A new DDoS Trojan connected with a slew of attacks against Vietnamese blogs has been discovered by SecureWorks.

Dubbed Vecebot, the Trojan drops three files into the ProgramFiles\Common Files\Windows Update Components folder, and then it calls for its remote configuration file, which contains instructions for launching denial-of-service attacks. It also has some basic CAPTCHA-breaking capabilities.

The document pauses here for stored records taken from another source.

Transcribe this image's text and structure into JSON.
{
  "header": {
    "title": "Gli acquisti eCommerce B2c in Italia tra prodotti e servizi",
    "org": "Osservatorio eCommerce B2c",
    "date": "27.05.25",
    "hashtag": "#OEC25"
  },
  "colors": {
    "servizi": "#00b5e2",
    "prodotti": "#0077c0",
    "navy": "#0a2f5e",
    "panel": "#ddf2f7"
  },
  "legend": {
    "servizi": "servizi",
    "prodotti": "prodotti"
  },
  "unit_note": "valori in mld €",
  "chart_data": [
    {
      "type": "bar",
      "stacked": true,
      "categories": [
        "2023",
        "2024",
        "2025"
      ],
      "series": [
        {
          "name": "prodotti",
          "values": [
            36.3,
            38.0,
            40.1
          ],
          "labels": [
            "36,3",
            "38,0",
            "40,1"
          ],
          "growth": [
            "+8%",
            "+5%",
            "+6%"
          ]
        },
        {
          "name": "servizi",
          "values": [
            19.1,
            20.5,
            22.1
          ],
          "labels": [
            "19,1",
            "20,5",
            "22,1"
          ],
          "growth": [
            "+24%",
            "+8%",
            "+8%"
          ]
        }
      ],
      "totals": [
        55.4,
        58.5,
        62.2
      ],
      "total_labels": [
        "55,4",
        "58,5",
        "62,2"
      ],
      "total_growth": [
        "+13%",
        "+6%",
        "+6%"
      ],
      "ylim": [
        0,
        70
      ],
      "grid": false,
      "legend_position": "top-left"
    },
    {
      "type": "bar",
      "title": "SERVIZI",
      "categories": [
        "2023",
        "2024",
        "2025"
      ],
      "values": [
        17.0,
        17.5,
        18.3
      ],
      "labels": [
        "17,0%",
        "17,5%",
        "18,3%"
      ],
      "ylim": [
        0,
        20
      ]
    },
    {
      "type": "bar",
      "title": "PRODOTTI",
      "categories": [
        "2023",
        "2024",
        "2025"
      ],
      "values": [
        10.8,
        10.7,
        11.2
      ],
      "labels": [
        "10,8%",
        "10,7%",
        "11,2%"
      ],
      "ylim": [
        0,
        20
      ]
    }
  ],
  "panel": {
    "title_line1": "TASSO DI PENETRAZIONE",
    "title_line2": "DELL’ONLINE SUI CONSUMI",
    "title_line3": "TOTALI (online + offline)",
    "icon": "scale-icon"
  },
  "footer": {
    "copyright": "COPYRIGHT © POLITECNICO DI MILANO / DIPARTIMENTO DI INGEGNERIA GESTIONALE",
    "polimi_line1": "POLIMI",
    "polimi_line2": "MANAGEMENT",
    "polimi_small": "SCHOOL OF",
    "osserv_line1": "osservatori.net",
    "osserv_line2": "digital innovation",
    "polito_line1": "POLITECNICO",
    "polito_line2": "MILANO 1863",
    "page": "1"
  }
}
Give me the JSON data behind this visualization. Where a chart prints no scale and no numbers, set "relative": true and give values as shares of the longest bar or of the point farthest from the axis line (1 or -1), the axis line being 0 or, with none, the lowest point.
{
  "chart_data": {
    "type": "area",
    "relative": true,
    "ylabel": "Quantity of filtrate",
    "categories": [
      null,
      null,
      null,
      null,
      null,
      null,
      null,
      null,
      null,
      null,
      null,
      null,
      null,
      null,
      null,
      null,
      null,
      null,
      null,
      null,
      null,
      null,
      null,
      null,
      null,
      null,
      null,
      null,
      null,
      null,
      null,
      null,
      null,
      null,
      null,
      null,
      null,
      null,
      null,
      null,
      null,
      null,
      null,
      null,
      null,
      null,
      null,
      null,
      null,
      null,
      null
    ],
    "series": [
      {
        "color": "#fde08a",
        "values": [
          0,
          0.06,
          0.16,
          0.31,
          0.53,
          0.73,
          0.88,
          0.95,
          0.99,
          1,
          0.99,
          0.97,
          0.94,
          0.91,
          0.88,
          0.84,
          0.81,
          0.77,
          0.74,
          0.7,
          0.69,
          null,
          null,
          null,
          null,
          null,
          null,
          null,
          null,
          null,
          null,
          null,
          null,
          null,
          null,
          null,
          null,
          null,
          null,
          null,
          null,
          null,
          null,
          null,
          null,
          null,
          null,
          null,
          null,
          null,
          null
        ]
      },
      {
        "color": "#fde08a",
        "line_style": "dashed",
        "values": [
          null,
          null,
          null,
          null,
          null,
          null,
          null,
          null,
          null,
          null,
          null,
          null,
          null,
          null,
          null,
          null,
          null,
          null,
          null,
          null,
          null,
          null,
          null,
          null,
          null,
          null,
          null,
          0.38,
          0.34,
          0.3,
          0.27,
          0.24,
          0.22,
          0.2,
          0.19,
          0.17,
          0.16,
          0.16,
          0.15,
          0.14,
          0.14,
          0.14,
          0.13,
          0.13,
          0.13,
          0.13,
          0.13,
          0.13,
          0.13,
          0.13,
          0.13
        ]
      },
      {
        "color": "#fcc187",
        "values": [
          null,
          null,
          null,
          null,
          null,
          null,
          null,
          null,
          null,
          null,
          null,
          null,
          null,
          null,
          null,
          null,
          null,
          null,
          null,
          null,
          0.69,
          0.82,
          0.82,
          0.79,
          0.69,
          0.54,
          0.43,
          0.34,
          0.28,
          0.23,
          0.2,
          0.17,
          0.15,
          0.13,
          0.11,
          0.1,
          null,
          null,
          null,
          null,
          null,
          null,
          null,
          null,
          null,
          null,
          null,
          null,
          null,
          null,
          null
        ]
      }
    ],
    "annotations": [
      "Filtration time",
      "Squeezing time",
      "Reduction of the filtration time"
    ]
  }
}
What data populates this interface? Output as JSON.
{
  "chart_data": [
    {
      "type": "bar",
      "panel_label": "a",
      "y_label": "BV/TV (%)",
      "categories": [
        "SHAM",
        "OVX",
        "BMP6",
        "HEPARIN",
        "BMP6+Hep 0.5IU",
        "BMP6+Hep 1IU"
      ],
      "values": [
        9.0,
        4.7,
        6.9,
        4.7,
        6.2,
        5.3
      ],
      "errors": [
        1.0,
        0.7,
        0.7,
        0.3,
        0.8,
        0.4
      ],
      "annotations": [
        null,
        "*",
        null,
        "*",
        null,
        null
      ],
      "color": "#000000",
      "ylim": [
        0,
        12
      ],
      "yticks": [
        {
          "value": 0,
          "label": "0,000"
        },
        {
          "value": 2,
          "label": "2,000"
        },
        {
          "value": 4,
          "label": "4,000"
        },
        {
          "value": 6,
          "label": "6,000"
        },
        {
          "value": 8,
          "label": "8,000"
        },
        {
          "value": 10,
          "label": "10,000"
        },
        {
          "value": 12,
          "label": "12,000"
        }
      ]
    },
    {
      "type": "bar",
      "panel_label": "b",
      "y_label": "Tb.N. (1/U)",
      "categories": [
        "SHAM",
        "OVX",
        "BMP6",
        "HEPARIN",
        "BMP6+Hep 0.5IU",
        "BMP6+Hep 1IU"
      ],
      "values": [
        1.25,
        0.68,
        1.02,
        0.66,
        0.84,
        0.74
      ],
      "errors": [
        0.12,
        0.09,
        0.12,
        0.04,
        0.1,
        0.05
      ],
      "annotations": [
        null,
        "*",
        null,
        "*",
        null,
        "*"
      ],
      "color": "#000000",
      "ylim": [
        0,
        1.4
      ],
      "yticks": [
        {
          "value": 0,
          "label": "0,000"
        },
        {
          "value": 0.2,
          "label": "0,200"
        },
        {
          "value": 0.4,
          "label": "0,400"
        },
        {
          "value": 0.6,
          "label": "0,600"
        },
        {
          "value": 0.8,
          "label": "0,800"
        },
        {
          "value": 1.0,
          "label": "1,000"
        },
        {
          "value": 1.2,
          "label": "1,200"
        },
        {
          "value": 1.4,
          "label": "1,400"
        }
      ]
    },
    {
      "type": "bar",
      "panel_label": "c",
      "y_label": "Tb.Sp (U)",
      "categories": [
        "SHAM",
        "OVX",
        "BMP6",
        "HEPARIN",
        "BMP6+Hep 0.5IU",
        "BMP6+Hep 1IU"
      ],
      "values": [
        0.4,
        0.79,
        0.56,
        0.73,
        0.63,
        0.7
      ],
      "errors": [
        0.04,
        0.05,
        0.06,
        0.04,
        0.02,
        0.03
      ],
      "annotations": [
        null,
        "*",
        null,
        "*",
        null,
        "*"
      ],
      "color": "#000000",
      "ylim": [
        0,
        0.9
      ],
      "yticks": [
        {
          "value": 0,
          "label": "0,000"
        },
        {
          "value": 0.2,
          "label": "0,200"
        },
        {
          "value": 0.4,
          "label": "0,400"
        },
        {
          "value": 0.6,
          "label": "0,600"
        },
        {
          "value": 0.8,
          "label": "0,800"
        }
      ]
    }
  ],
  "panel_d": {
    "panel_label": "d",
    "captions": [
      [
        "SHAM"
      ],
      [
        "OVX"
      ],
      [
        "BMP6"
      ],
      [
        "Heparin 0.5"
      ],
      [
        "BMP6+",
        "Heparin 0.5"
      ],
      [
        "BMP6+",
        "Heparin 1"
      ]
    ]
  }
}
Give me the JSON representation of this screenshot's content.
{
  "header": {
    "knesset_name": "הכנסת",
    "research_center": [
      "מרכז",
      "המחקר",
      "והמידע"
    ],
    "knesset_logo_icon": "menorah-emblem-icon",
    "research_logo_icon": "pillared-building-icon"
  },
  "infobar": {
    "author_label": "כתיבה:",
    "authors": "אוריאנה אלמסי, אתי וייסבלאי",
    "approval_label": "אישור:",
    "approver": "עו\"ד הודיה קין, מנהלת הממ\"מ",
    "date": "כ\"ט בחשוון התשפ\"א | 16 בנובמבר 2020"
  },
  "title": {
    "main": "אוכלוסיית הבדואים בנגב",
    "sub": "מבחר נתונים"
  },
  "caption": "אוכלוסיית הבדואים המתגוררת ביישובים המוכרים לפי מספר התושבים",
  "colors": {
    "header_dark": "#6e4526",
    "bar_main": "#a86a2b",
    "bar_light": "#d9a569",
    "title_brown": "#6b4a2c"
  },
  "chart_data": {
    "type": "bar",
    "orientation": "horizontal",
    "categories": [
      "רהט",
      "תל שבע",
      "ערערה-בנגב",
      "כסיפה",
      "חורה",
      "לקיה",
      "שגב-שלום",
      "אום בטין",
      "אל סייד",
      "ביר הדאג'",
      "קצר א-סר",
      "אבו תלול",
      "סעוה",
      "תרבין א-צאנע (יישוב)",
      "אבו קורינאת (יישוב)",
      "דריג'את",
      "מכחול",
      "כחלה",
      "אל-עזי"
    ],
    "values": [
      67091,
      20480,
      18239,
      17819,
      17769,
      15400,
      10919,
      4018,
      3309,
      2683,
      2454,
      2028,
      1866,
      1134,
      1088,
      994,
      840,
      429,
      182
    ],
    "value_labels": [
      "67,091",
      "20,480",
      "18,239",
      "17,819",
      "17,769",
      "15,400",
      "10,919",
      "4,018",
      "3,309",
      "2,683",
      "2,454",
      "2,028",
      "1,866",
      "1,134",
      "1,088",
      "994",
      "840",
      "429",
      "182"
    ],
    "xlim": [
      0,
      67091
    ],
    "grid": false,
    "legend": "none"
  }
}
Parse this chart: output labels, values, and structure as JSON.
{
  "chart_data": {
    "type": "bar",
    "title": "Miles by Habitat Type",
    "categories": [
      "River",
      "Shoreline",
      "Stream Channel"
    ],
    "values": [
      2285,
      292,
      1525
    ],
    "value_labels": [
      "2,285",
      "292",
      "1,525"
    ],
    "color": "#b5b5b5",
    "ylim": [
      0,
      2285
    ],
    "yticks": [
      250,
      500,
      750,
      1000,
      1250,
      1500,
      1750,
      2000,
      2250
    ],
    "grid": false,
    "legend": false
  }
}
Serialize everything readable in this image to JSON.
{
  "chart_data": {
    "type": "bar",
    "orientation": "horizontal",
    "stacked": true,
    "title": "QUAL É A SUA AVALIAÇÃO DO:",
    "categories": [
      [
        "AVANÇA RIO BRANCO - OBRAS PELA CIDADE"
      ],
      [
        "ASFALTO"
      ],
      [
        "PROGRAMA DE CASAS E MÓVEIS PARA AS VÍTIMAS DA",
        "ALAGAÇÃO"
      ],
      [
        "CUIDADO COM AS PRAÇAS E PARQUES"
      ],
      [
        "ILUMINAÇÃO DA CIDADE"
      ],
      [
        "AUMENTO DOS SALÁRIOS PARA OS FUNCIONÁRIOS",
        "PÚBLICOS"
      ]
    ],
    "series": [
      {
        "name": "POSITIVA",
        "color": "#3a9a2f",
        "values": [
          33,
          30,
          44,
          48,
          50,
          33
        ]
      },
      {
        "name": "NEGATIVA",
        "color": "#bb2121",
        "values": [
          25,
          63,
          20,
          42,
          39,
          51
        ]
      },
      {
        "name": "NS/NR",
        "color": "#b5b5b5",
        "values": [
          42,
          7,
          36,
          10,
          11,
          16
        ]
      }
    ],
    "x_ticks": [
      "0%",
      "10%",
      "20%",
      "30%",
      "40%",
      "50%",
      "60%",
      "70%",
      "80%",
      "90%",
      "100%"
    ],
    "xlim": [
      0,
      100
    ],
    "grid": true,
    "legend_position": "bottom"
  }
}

A deeper analysis of the data from one of the victims’ systems indicates that a botnet was created using the Trojan and that it consists of somewhere between 10,000 and 20,000 infected computers – the great majority of which are located in Vietnam, and are blogs and forums where people are criticizing the leading Vietnamese Communist Party and contain information about the bauxite mining operations being carried out in the country by China.

Even if there is no hard evidence to suggest these attacks have been arranged by the Vietnamese government, there is some that suggests the involvement of a pro-communist hacking group. “The timing of these newest attacks is also interesting,” it says in the blog post. “On October, 19, 2010, a Vietnamese blogger who wrote pseudonymously under the name “Dieu Cay” was due to end a 30-month prison sentence for tax evasion, which most critics of the Vietnamese government believed to be a thinly-veiled retribution for his outspoken political blogging.”

“In the past, we typically saw Distributed Denial of Service (DDoS) attacks launched at the governments of countries located in Eastern Europe, such as those we witnessed against Georgia, Estonia and Kyrgyzstan,” says Joe Stewart, Director of Malware Analysis for the SecureWorks’ Counter Threat Unit research team. “More recently, we saw a slew of DDoS attacks directed at government and private sites in South Korea and the US. With the current cyber activity in Vietnam, and as well as a group of separate assaults we are tracking against political sites in Brazil, we feel that we will definitely see more of these politically motivated cyber attacks in the future.”